Spider-Man star Tom Holland is teaming up with director Sam Mendes for an adaptation of Maggie O’Farrell Novel ‘Hamnet.’
According to Production Weekly, the screenplay is being written by Chiara Atik, based on the bestselling historical fiction novel.
The ‘Hamnet’ film adaptation was first announced in June 2021 with no director at the helm. Mendes has now entered the picture. This is primo old-school Oscar bait that reminds me, in some fashion, to “Shakespeare In Love.”
Hamnet imagines the story of Agnes, the wife of the world's most popular writer, William Shakespeare, as she grapples with the loss of her only son, Hamnet. The novel follows the emotional, familial, and artistic ramifications of that loss, bringing to life a human and heartbreaking story set against the backdrop of Shakespeare's most famous play, Hamlet.

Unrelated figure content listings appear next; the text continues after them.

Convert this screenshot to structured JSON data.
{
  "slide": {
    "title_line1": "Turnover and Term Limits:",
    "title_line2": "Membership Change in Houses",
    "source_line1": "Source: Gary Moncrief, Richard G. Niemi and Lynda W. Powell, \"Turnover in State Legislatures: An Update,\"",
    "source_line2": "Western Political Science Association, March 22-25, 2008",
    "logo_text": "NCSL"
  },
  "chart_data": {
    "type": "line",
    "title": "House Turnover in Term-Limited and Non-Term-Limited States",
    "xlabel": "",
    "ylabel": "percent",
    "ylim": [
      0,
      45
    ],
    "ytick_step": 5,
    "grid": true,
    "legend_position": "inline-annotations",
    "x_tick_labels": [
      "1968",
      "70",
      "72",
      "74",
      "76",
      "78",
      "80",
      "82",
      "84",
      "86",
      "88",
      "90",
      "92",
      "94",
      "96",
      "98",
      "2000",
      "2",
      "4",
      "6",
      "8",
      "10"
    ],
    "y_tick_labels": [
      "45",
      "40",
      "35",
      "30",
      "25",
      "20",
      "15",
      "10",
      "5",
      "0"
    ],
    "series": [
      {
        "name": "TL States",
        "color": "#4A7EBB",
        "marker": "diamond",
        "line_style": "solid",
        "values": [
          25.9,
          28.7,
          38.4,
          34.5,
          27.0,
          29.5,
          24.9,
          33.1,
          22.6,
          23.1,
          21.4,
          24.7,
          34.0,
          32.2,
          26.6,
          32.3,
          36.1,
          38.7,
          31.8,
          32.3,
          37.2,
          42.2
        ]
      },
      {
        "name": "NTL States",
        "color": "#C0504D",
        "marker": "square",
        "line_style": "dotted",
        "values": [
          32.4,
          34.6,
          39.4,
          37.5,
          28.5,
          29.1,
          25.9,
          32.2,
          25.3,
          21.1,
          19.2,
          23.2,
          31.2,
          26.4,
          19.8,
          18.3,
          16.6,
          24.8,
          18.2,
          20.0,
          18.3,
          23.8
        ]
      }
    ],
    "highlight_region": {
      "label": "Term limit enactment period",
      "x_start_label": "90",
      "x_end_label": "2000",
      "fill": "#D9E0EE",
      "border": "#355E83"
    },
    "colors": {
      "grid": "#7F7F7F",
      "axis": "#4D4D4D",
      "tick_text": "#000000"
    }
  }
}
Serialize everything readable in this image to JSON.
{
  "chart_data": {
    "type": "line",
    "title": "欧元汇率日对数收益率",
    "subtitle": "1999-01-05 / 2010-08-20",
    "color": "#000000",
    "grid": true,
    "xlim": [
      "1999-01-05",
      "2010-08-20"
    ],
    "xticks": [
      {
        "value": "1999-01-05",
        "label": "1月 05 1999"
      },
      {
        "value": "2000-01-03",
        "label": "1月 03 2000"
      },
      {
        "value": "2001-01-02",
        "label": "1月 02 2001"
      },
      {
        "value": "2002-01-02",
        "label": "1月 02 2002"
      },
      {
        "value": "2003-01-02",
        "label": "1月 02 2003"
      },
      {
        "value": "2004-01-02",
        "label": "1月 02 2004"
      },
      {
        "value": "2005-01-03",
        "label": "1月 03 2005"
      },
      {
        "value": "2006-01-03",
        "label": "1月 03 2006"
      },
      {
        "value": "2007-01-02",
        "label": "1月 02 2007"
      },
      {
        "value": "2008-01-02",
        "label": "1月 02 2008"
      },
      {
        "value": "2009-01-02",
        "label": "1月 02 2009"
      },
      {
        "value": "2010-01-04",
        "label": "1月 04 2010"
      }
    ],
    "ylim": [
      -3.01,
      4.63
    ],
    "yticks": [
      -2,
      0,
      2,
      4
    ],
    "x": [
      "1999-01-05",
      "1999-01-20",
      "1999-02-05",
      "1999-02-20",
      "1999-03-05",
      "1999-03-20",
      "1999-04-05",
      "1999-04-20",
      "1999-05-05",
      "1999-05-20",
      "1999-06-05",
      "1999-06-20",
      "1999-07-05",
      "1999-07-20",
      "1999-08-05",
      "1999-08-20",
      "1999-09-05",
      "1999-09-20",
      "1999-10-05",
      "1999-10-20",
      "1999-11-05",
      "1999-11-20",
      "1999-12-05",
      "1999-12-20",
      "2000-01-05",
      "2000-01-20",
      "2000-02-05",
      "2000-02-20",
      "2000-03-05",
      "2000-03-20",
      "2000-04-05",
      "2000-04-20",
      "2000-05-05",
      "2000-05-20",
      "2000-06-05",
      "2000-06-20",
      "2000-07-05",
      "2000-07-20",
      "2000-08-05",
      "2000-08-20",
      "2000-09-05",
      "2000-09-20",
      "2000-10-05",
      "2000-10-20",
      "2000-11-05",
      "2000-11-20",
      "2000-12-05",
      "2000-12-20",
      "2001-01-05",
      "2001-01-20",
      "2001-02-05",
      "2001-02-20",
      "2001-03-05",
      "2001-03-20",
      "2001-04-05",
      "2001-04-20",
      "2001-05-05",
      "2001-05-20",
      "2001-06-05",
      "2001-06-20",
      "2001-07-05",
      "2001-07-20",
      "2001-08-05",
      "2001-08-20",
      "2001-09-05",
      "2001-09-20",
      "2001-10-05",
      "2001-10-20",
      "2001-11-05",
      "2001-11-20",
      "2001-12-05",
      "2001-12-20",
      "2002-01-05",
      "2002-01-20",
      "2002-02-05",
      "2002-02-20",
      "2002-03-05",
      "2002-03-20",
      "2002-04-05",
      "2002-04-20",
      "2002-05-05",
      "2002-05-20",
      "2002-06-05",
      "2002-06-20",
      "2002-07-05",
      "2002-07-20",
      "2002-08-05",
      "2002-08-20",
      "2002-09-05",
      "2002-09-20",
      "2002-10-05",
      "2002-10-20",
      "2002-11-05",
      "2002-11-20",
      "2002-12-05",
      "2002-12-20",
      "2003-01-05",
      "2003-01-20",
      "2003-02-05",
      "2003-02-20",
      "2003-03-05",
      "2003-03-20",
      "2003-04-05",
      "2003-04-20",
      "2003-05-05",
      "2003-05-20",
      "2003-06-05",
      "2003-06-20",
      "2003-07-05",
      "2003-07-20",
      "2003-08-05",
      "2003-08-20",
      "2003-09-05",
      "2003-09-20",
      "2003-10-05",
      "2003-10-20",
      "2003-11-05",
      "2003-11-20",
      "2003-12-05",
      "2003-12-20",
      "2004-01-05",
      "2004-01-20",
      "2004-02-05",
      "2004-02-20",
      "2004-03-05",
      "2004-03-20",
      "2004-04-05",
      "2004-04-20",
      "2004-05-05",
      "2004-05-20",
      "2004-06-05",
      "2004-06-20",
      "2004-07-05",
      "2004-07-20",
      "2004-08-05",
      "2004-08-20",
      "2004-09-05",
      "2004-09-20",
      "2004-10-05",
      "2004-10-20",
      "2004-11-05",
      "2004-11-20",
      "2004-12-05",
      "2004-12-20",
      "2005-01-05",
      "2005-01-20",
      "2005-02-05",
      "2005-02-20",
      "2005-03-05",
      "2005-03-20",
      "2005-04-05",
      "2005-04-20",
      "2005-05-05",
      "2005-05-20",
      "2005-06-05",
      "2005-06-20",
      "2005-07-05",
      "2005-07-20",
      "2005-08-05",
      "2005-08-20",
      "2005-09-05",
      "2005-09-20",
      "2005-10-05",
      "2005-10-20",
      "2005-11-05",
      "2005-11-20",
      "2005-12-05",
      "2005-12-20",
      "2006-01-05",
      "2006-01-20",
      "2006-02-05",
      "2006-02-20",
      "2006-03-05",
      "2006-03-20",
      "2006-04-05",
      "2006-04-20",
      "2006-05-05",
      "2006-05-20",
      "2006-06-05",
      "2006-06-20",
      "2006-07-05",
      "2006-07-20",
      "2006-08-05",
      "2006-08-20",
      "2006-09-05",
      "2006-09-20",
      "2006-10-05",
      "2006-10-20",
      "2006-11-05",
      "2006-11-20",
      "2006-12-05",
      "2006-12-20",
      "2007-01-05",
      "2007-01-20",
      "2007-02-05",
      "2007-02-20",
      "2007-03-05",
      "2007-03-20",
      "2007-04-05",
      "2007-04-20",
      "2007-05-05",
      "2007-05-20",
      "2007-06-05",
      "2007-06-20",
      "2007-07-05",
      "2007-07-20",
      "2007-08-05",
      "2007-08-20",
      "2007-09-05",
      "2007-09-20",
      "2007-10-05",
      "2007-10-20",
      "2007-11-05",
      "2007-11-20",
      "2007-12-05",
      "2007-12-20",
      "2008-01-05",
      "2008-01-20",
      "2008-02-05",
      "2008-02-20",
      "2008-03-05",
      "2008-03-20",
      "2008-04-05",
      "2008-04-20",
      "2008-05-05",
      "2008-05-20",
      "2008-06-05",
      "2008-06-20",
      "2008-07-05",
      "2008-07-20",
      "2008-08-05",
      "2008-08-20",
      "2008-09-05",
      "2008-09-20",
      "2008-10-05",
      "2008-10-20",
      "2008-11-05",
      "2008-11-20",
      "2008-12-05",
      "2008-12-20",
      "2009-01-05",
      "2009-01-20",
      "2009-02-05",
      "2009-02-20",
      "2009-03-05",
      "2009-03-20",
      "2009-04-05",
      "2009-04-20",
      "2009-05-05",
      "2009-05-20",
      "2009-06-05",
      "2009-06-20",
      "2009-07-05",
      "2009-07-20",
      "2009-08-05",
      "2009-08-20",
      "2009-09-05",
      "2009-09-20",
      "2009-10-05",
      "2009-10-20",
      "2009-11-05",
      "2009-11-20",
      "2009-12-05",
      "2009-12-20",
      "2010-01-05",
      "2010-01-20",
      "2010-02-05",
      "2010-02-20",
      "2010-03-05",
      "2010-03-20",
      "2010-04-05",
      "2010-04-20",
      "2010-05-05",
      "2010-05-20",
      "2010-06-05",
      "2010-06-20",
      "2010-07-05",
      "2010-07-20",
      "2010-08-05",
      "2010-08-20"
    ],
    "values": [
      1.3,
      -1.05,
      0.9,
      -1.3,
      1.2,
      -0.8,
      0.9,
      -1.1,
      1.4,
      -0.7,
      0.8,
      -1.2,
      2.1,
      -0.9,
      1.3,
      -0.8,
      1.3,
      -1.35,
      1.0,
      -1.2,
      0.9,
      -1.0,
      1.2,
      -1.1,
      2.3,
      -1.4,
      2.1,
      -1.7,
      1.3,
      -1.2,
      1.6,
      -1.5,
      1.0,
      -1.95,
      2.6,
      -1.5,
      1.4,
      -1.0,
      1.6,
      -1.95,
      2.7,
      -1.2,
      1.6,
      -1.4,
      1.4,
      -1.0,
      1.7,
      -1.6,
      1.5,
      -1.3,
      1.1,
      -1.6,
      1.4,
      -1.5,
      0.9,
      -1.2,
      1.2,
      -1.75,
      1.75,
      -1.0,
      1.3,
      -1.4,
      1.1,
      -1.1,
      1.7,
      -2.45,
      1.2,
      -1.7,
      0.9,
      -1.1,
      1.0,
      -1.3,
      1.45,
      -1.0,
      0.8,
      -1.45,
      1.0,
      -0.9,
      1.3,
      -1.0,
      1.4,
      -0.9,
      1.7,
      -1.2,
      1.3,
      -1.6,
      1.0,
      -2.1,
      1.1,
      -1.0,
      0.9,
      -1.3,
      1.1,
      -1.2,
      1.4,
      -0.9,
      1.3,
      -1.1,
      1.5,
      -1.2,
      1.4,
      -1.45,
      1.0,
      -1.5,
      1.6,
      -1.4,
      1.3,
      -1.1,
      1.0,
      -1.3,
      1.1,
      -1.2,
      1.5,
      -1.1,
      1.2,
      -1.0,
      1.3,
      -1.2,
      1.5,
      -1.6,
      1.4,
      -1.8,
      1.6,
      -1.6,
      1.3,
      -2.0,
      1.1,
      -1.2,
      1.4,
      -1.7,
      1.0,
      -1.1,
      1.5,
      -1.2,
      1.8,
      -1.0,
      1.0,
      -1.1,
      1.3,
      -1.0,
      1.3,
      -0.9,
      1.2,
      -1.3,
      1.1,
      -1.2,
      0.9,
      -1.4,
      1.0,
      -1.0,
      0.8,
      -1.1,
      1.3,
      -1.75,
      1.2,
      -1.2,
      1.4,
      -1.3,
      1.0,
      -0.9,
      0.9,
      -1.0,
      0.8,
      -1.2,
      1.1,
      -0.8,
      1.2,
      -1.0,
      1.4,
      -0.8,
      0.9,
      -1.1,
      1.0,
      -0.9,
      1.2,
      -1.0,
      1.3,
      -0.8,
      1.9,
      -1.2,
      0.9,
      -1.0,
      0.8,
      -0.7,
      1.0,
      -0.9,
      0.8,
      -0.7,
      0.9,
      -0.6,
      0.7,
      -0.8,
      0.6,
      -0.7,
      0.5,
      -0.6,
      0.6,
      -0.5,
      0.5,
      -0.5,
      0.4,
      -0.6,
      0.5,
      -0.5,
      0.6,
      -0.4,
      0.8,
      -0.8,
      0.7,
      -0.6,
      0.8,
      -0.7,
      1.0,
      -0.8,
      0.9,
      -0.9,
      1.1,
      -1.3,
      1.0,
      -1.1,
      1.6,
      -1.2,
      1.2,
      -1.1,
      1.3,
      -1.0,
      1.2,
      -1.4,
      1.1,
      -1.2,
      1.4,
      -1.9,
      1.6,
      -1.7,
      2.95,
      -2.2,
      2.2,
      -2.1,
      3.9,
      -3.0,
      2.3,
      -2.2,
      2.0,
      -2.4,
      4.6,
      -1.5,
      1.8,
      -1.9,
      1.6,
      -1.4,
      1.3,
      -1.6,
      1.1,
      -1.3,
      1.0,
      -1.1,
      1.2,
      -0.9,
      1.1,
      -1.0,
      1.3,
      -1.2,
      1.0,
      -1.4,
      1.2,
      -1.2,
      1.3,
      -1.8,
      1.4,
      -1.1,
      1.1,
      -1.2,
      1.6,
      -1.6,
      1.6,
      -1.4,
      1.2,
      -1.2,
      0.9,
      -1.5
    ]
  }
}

During the Black Plague in 1580s England, a young Latin tutor falls in love with an extraordinary, eccentric young woman. Agnes is a wild creature who walks her family's land while wearing a falcon on her glove and is well-known throughout the countryside for her unusual abilities as a healer, understanding plants and potions better than people. Once she settles with her husband on Henley Street in Stratford-upon-Avon, She becomes a fiercely protective mother and a steadfast, centrifugal force in the life of her young husband, whose career on the London stage is taking off when his beloved young son succumbs to sudden fever.
The project is still currently in development and doesn't have any release date nor is there any production scheduled.
This past year’s “Empire of Light” was Mendes’ last outing. It was failed Oscar-bait. Olivia Colman was great, Roger Deakins’ photography impeccable, but there was a strenuous hand to the whole thing as it dealt with the power of cinema, 1980s racism and mental illness.
Of course, with Mendes you just never know what you’re going to get. The British filmmaker does tend to hit the mark with critics, more so than not (“American Beauty,” “Skyfall,” “Road to Perdition,” “1917”). He’s also had his fair share of duds (“Spectre,” “Jarhead,” “Away We Go”).